Portugal visto por escritores estrangeiros
Whaling in Pico
by Kathleen Willard
Now clouds dance
above the dormant volcano embracing
a mountain so tall it creates weather
and harpoons in the whaling museum
no longer pierce the leviathan’s skin.
In former times, on the watchtower
high on a seaside cliff
the spotter glasses the ocean’s surface
for whales keen on krill and cool deep water
and signal whalers to drop
their scrimshaw light out
in open boats armed only with lances
and hand held harpoons.
It’s hard to imagine the transformation
of such large creatures into oil and flour,
the island factory rendering them
to their almost original molecules,
their lowest common denominator
or the insanity of a small skiff
with seven men rowing after sea giants
sails and oars straining
to capture their prize
as I am doing today
on a small pontoon boat naturalist on board
for whales migrate to the cool waters of Pico
predictable and luminous and curious
even of seven men with simple weapons—
their harpoons and rope tethering
the monster now captive, now driven frantic
to exhaustion disrupting
breathing patterns their boat dragged
across the Atlantic until they move in lances
poised ready for the kill.
On shore, a whale’s death warrants
a flag at half mast
and the floating cadaver rowed near land
to part out the beast,
the choicest bits
destined for cauldrons and basalt ovens.
We all scan the water for the blow and breath
of whales eager to encounter a behemoth
and our hearts break
as a small part of a mother surfaces,
rolls on her back arms length
from our tiny boat to nurse her young
most of her body submerged
her ivory milk bleeding
into the cool blue water.
by Kathleen Willard
(Written in the Azores on a visit to Tony Roma’s family home. We meet at the first Disquiet)
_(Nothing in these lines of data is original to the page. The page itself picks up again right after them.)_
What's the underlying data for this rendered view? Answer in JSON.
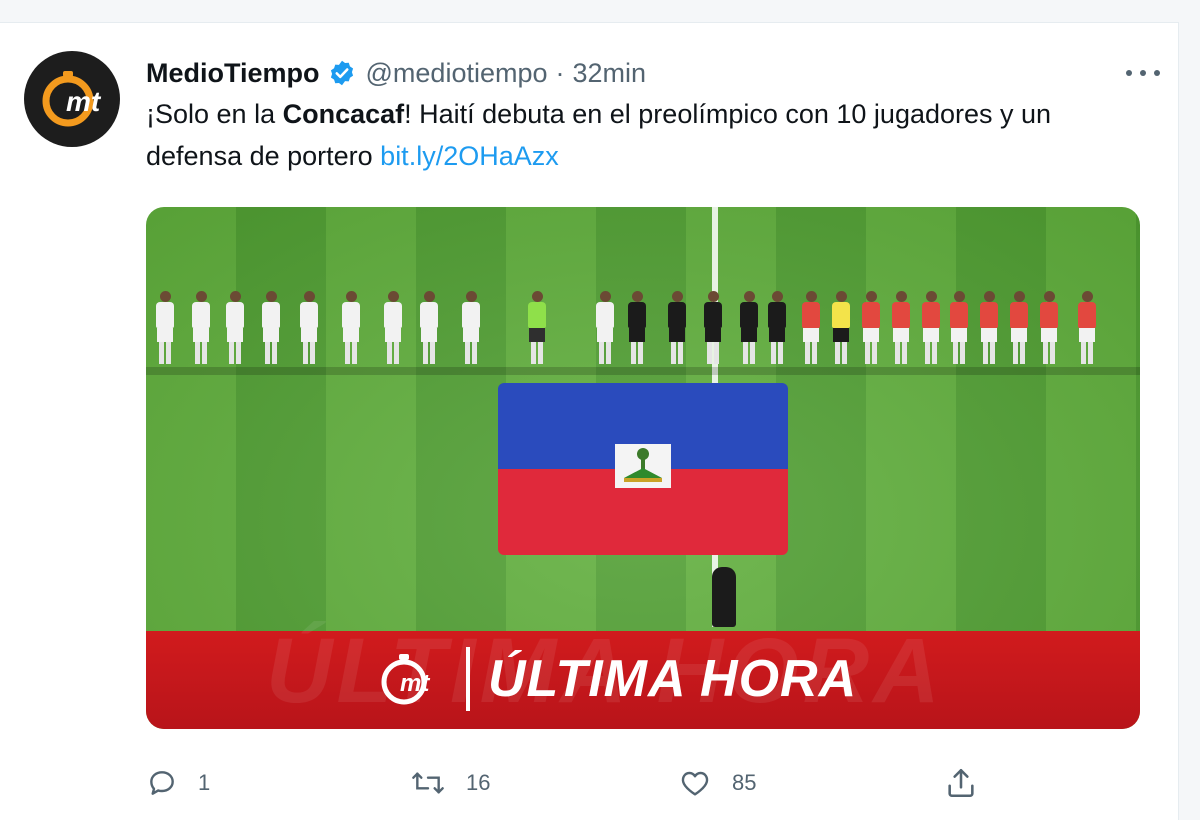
{
  "tweet": {
    "author_name": "MedioTiempo",
    "handle": "@mediotiempo",
    "separator": "·",
    "time": "32min",
    "avatar_logo_text": "mt",
    "text_before": "¡Solo en la ",
    "text_bold": "Concacaf",
    "text_after": "! Haití debuta en el preolímpico con 10 jugadores y un defensa de portero ",
    "link": "bit.ly/2OHaAzx"
  },
  "media": {
    "banner_title": "ÚLTIMA HORA",
    "banner_logo_text": "mt",
    "flag_colors": {
      "blue": "#2a4bbd",
      "red": "#e0293b"
    }
  },
  "actions": {
    "reply_count": "1",
    "retweet_count": "16",
    "like_count": "85"
  },
  "colors": {
    "accent_link": "#1d9bf0",
    "verified": "#1d9bf0",
    "muted": "#536471",
    "banner_red": "#d11b1d"
  },
  "icons": [
    "verified-badge-icon",
    "more-options-icon",
    "reply-icon",
    "retweet-icon",
    "like-icon",
    "share-icon"
  ]
}
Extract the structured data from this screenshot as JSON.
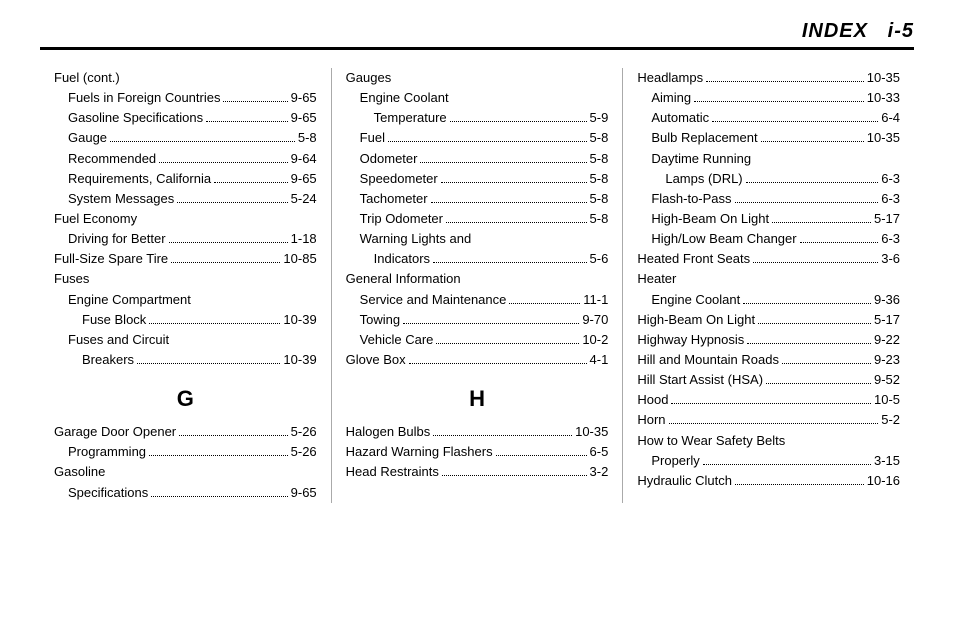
{
  "header": {
    "title": "INDEX",
    "page": "i-5"
  },
  "col1": {
    "entries1": [
      {
        "label": "Fuel (cont.)",
        "page": "",
        "indent": 0,
        "nopage": true
      },
      {
        "label": "Fuels in Foreign Countries",
        "page": "9-65",
        "indent": 1
      },
      {
        "label": "Gasoline Specifications",
        "page": "9-65",
        "indent": 1
      },
      {
        "label": "Gauge",
        "page": "5-8",
        "indent": 1
      },
      {
        "label": "Recommended",
        "page": "9-64",
        "indent": 1
      },
      {
        "label": "Requirements, California",
        "page": "9-65",
        "indent": 1
      },
      {
        "label": "System Messages",
        "page": "5-24",
        "indent": 1
      },
      {
        "label": "Fuel Economy",
        "page": "",
        "indent": 0,
        "nopage": true
      },
      {
        "label": "Driving for Better",
        "page": "1-18",
        "indent": 1
      },
      {
        "label": "Full-Size Spare Tire",
        "page": "10-85",
        "indent": 0
      },
      {
        "label": "Fuses",
        "page": "",
        "indent": 0,
        "nopage": true
      },
      {
        "label": "Engine Compartment",
        "page": "",
        "indent": 1,
        "nopage": true
      },
      {
        "label": "Fuse Block",
        "page": "10-39",
        "indent": 2
      },
      {
        "label": "Fuses and Circuit",
        "page": "",
        "indent": 1,
        "nopage": true
      },
      {
        "label": "Breakers",
        "page": "10-39",
        "indent": 2
      }
    ],
    "letter": "G",
    "entries2": [
      {
        "label": "Garage Door Opener",
        "page": "5-26",
        "indent": 0
      },
      {
        "label": "Programming",
        "page": "5-26",
        "indent": 1
      },
      {
        "label": "Gasoline",
        "page": "",
        "indent": 0,
        "nopage": true
      },
      {
        "label": "Specifications",
        "page": "9-65",
        "indent": 1
      }
    ]
  },
  "col2": {
    "entries1": [
      {
        "label": "Gauges",
        "page": "",
        "indent": 0,
        "nopage": true
      },
      {
        "label": "Engine Coolant",
        "page": "",
        "indent": 1,
        "nopage": true
      },
      {
        "label": "Temperature",
        "page": "5-9",
        "indent": 2
      },
      {
        "label": "Fuel",
        "page": "5-8",
        "indent": 1
      },
      {
        "label": "Odometer",
        "page": "5-8",
        "indent": 1
      },
      {
        "label": "Speedometer",
        "page": "5-8",
        "indent": 1
      },
      {
        "label": "Tachometer",
        "page": "5-8",
        "indent": 1
      },
      {
        "label": "Trip Odometer",
        "page": "5-8",
        "indent": 1
      },
      {
        "label": "Warning Lights and",
        "page": "",
        "indent": 1,
        "nopage": true
      },
      {
        "label": "Indicators",
        "page": "5-6",
        "indent": 2
      },
      {
        "label": "General Information",
        "page": "",
        "indent": 0,
        "nopage": true
      },
      {
        "label": "Service and Maintenance",
        "page": "11-1",
        "indent": 1
      },
      {
        "label": "Towing",
        "page": "9-70",
        "indent": 1
      },
      {
        "label": "Vehicle Care",
        "page": "10-2",
        "indent": 1
      },
      {
        "label": "Glove Box",
        "page": "4-1",
        "indent": 0
      }
    ],
    "letter": "H",
    "entries2": [
      {
        "label": "Halogen Bulbs",
        "page": "10-35",
        "indent": 0
      },
      {
        "label": "Hazard Warning Flashers",
        "page": "6-5",
        "indent": 0
      },
      {
        "label": "Head Restraints",
        "page": "3-2",
        "indent": 0
      }
    ]
  },
  "col3": {
    "entries1": [
      {
        "label": "Headlamps",
        "page": "10-35",
        "indent": 0
      },
      {
        "label": "Aiming",
        "page": "10-33",
        "indent": 1
      },
      {
        "label": "Automatic",
        "page": "6-4",
        "indent": 1
      },
      {
        "label": "Bulb Replacement",
        "page": "10-35",
        "indent": 1
      },
      {
        "label": "Daytime Running",
        "page": "",
        "indent": 1,
        "nopage": true
      },
      {
        "label": "Lamps (DRL)",
        "page": "6-3",
        "indent": 2
      },
      {
        "label": "Flash-to-Pass",
        "page": "6-3",
        "indent": 1
      },
      {
        "label": "High-Beam On Light",
        "page": "5-17",
        "indent": 1
      },
      {
        "label": "High/Low Beam Changer",
        "page": "6-3",
        "indent": 1
      },
      {
        "label": "Heated Front Seats",
        "page": "3-6",
        "indent": 0
      },
      {
        "label": "Heater",
        "page": "",
        "indent": 0,
        "nopage": true
      },
      {
        "label": "Engine Coolant",
        "page": "9-36",
        "indent": 1
      },
      {
        "label": "High-Beam On Light",
        "page": "5-17",
        "indent": 0
      },
      {
        "label": "Highway Hypnosis",
        "page": "9-22",
        "indent": 0
      },
      {
        "label": "Hill and Mountain Roads",
        "page": "9-23",
        "indent": 0
      },
      {
        "label": "Hill Start Assist (HSA)",
        "page": "9-52",
        "indent": 0
      },
      {
        "label": "Hood",
        "page": "10-5",
        "indent": 0
      },
      {
        "label": "Horn",
        "page": "5-2",
        "indent": 0
      },
      {
        "label": "How to Wear Safety Belts",
        "page": "",
        "indent": 0,
        "nopage": true
      },
      {
        "label": "Properly",
        "page": "3-15",
        "indent": 1
      },
      {
        "label": "Hydraulic Clutch",
        "page": "10-16",
        "indent": 0
      }
    ]
  }
}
Kathleen Willard, MA Middlebury College, MFA Colorado State University, remembers her attendance at The Disquiet International Literary Program as a defining moment in her writing life. Forty of her poems have appeared in literary magazines and anthologies including: Bombay Gin, Matter, Proud to Be, and Landscape and Place. Her awards include a Fulbright-Hays Fellowship to travel and write in India, attendance at Vermont Studio Center twice, the Breadloaf Writer’s Conference twice, and her poem “Theory of Flight, Circa 1704” was nominated for a Pushcart Prize, published in The Progenitor and won the ACC Writer's Studio Prize.